The Newark School Advisory Board, reports the Star-Ledger, has a reasonable request: the state Department of Education should turn around district accountability evaluations, at least in state-controlled schools, within 90 days, not the typical thirteen months.
I’m not sure how other state departments of education work, but her in New Jersey each of our 600 school districts is “QSACed” every three years, filling out voluminous paperwork that comprises the Quality Single Accountability Continuum and measures achievement in five areas: Instruction and Program, Operations, Personnel, Governance, and Fiscal Management. A district that receives at least 80 percentage points in each category qualifies as a “high performing district.” One that doesn’t is subject to corrective action plans.
Newark’s 20 years of state control is premised on its continuing inability to pass QSAC. (The district passed in 2011 but scores fell back down the following year.)
According to Newark Public Schools’ most recent QSAC report, the district passed Fiscal Management and Operations. It failed Instruction and Programs (58%), Governance (72%), and Personnel (60%). And here’s a letter to Newark Superintendent Chris Cerf, dated July 29th, 2015 from Education Commissioner David Hespe, instructing Cerf “to develop a district improvement plan (DIP) to address indicators that have not met QSAC standards.”
Why the Advisory Board’s rush?

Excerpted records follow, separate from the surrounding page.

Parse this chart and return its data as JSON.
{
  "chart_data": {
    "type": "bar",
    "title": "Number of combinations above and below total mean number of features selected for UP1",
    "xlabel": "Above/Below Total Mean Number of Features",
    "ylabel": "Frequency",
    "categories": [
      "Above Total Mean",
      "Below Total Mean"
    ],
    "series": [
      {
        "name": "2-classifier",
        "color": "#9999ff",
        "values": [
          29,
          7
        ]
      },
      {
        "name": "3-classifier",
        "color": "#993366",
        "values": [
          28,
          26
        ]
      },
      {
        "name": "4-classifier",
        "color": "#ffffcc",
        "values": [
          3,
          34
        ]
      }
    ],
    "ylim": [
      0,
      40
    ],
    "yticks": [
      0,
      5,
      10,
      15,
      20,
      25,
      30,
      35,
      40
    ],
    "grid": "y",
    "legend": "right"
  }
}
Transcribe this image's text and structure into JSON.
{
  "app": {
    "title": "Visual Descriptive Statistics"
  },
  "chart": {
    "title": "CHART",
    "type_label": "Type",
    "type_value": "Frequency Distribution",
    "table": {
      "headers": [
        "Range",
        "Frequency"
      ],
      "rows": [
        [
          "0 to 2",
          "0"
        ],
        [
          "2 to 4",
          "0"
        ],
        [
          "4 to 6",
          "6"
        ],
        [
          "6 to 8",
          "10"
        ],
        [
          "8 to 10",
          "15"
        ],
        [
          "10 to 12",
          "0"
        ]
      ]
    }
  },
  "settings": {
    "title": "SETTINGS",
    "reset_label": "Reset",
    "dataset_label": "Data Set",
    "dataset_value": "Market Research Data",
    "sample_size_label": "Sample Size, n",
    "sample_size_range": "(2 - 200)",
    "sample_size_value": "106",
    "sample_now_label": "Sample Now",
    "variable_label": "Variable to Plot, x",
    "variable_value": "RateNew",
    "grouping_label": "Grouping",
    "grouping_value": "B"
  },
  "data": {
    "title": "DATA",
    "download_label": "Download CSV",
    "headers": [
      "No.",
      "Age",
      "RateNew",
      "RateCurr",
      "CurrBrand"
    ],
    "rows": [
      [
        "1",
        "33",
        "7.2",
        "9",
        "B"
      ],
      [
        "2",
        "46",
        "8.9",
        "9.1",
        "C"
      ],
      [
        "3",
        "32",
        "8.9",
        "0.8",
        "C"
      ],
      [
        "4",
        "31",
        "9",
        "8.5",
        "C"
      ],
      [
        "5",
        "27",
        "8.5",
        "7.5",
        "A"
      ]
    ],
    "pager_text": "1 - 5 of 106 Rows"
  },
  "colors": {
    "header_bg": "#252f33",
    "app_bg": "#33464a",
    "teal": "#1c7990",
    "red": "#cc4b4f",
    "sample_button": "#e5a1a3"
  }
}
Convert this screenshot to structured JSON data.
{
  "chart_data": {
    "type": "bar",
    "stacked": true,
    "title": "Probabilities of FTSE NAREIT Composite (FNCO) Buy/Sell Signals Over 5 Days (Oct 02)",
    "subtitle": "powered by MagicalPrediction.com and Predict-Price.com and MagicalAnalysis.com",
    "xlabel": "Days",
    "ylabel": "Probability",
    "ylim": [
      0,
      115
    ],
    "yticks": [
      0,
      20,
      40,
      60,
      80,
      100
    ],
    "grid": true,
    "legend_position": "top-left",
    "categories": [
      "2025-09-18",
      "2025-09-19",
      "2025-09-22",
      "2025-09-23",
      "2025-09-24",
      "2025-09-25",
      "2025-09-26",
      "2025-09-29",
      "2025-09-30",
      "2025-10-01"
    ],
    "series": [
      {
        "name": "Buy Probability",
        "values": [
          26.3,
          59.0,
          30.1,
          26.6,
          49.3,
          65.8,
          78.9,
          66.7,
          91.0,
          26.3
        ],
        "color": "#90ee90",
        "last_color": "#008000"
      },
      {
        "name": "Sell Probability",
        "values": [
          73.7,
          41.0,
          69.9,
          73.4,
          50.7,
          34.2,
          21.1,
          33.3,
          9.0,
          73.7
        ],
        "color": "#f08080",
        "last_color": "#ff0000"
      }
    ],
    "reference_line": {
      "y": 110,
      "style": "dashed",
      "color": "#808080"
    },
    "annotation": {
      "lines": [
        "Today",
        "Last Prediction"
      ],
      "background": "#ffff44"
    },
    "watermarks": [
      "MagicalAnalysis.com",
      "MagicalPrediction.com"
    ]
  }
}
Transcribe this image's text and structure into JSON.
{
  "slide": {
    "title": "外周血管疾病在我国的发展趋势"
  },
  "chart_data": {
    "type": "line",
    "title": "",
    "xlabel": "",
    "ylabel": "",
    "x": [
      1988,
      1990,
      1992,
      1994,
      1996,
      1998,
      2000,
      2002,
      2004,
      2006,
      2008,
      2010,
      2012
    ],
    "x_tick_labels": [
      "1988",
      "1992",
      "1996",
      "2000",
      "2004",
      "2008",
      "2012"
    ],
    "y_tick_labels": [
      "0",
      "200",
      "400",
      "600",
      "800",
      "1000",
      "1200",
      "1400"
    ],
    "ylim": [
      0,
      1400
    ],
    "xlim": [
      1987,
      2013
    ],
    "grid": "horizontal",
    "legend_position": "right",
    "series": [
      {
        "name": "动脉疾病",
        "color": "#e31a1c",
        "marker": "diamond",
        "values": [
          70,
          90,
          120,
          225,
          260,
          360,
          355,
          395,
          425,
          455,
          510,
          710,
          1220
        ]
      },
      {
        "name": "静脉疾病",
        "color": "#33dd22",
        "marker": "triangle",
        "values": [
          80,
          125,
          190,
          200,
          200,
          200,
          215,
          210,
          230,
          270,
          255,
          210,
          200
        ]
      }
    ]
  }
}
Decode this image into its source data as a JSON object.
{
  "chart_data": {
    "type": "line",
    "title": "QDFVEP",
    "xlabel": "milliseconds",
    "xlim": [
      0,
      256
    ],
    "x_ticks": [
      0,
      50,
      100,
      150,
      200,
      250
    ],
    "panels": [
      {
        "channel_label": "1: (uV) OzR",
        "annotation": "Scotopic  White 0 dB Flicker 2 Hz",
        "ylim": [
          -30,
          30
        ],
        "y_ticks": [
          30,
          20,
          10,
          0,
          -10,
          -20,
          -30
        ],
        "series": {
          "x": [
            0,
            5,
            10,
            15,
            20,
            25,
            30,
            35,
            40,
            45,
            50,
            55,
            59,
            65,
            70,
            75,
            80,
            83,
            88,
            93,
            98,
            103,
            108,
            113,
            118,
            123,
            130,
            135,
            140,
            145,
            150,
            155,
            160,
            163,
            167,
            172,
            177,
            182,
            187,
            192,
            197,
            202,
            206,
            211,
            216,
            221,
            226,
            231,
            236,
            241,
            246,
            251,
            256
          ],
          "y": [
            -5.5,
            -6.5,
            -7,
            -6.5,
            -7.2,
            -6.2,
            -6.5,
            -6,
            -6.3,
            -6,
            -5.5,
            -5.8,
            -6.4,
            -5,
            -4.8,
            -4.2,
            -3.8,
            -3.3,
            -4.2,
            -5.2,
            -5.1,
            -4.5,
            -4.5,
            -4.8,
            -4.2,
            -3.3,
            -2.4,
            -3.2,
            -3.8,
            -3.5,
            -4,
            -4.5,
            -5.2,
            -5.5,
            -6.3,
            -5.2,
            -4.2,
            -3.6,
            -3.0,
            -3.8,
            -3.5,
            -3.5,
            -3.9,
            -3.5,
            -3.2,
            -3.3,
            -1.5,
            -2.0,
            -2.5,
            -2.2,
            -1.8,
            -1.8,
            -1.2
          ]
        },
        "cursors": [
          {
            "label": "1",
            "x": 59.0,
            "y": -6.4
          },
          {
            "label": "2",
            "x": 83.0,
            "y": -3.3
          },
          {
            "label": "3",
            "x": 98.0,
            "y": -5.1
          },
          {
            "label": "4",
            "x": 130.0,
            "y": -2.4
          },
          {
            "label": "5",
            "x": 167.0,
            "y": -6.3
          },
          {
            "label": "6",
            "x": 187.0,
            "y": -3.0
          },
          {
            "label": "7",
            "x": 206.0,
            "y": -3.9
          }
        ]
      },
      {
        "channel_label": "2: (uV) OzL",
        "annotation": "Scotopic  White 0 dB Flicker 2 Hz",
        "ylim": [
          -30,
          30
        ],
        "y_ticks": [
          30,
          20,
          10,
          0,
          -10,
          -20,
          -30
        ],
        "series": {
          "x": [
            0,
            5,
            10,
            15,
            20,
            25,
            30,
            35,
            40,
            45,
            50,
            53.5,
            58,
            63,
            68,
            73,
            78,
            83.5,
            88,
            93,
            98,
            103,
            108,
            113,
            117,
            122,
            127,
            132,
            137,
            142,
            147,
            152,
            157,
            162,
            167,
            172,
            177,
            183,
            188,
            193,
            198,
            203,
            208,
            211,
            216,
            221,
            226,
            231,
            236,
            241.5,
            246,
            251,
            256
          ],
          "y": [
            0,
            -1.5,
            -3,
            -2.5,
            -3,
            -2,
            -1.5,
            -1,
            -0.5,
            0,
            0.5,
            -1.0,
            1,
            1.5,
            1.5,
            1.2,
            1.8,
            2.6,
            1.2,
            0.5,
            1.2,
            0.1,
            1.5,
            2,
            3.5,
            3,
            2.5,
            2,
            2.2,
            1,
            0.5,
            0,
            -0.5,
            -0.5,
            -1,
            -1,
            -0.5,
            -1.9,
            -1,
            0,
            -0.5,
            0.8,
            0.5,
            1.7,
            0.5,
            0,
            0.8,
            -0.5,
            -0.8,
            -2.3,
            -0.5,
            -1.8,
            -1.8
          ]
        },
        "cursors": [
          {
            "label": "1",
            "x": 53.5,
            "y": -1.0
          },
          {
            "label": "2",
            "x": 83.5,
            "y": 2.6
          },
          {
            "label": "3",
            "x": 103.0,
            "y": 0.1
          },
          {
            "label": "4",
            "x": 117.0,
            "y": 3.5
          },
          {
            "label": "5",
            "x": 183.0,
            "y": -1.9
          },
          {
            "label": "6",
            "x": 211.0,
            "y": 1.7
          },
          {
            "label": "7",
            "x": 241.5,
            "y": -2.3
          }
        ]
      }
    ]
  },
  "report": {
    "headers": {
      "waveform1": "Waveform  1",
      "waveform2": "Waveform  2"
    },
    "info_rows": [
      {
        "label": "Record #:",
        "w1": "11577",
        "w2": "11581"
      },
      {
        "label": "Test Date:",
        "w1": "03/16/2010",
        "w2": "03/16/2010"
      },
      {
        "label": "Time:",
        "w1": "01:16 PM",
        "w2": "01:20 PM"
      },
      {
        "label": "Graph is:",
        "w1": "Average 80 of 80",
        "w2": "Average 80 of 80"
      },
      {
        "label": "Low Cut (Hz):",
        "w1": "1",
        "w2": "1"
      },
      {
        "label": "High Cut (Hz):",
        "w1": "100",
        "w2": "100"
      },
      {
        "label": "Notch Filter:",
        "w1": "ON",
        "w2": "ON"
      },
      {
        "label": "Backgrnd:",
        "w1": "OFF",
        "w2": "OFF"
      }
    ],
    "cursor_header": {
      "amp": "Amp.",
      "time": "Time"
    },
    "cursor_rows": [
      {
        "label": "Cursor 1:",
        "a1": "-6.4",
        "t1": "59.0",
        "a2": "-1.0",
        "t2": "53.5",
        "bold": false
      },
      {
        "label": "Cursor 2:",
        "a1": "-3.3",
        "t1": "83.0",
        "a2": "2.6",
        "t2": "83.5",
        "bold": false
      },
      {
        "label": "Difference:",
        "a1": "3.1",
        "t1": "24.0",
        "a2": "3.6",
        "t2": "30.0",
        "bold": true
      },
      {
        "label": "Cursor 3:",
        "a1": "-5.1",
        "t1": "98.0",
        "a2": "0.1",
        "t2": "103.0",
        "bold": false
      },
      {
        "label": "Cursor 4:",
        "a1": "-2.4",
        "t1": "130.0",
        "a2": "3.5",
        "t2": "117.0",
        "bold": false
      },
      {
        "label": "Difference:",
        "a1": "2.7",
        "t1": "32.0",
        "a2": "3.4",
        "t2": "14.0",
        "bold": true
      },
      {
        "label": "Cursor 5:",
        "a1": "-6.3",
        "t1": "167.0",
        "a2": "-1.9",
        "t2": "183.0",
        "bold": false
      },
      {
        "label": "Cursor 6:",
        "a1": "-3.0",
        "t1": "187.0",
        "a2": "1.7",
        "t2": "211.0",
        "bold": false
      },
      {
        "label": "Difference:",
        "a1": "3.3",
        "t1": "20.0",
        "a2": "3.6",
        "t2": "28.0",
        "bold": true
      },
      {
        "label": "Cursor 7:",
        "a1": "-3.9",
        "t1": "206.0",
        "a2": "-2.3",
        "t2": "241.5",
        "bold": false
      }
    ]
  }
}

It’s going to be awfully hard for the state to justify a return to full local control while the district continues to flounder in Personnel and Governance. The area of “Instruction and Program” is a little more dicey as it’s dependent on student proficiency on state tests and poor urban districts – indeed, some working class and middle-class suburban districts – struggle to reach that 80% bar.
Ninety days for state turnaround on QSAC submissions is a stretch. Thirteen months, for any district let alone one desperate for local control, is unacceptably long. Legislators and educators have proposed ways to streamline the QSAC process, for example, five or seven year gaps between full-press accountability exercises for high-performing districts, not just three. Solutions are out there and the time to act is now.